Now that we’ve established a spoiler-free plot, let’s get into it.

For a multitude of reasons, many feel like Joker is a movie that never needed to be made. Some felt that they didn’t want an origin for a character whose lack of origin only added to its mystique, or they felt as though Joker holds no real weight without its main “antagonist” (Batman); but the film is much more than the character itself, proving to be more of a test for society, and how we view people as well as the world. As I watched this film, I also watched people leave the theater, and always during heart-wrenching turning points of the film. As you would imagine, Joker follows a character that is mentally unstable, and through the lens of Arthur Fleck, we’re thrown into a world of misfortune, violence, death, and fear (but eventually a lack of, which is even more frightening). And due to the film’s dedication to grounding everything in realism, I feel the actions and events in this film hit too close to home for some. Although Joker is about Arthur Fleck, at no point does the film ever try to make you sympathize with him (even though some may try to see the movie through a sympathetic lens). Instead, you see one misfortune after another, and how a life of lies and abuse can lead to a horrific outlook on life, and how that pain can be spread to inspire hate in others. This viewpoint is established right away from the beginning… a man down on his luck, at a dead-end job, with nothing in life to keep him going. Although the first hour reflects on a period in Fleck’s life where he is a “nobody,” it shows just exactly the banality that makes an abused “nobody” quite the opposite.

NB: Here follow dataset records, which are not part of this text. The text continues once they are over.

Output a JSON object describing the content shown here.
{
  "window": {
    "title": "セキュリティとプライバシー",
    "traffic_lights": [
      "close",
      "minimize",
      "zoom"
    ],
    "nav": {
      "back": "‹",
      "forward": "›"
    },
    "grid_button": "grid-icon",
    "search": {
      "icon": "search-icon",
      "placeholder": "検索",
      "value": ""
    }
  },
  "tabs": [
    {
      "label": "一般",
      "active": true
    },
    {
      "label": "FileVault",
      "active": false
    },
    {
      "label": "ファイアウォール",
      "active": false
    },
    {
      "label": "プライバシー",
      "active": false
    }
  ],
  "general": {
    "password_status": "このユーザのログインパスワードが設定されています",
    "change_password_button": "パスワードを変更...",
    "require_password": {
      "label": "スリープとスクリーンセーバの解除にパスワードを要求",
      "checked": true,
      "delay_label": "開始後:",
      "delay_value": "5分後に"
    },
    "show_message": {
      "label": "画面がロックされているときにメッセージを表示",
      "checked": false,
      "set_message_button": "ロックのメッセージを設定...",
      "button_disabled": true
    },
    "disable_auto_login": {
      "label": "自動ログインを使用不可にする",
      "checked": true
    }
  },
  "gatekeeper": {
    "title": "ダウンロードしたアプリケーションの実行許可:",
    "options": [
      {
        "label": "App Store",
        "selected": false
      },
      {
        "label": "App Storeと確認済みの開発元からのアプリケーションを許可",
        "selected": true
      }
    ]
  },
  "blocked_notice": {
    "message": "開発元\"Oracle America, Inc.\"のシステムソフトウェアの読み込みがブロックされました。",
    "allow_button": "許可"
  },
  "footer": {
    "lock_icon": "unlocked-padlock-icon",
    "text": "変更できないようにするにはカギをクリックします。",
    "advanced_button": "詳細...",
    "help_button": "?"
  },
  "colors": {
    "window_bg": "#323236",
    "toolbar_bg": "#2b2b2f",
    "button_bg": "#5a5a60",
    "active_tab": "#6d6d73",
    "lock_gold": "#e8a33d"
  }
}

With Inception-like writing, the audience views the life of Arthur Fleck unsure of what is happening, and if what they are seeing is real. This is masterfully executed by Zazie Beets’ part in the film, as she presents an emotional outlet for the titular character, but towards the end of the film, is shown to be nothing more than a mental muse for a possibility that could’ve been had Arthur went down a different path. By making this relationship more than something than it actually is, like a relationship with a woman, Arthur builds up a life in his mind that he may accept as normal, but ultimately unattainable. This makes the film prove difficult to understand, as Murray Franklin (Robert De Niro), a talk show host, whose recurring presence in the movie takes Arthur away into fantasies he wishes to attain (being a famous stand-up comedian and getting invited onto the Murray Franklin show), proves to be more real than the “reality” of his relationship with Beetz; a reality that Fleck brings to a grinding halt, and tells the audience, “If you didn’t hear me before, hear me now,” a dangerous precedent of today’s current violent climate and what makes this film so controversial.

All the while, the cinematography, acting, and directing, immerse you into a tense world of nightmarish dreams that seem all too real, and reality that you want to take back from having seen. Joker will stand to be a masterpiece film for years to come, and one that will be debated even longer. If you plan on seeing this film, remember that just because unfortunate events happen to individuals, doesn’t mean you hav

e to be sympathetic towards the actions they take because of it. Everyone has a choice, and some people make the wrong ones. Joker serves as an extremely artistic platform to show how one bad day, one individual, and seriously unfortunate circumstances can create a monster… and nothing more.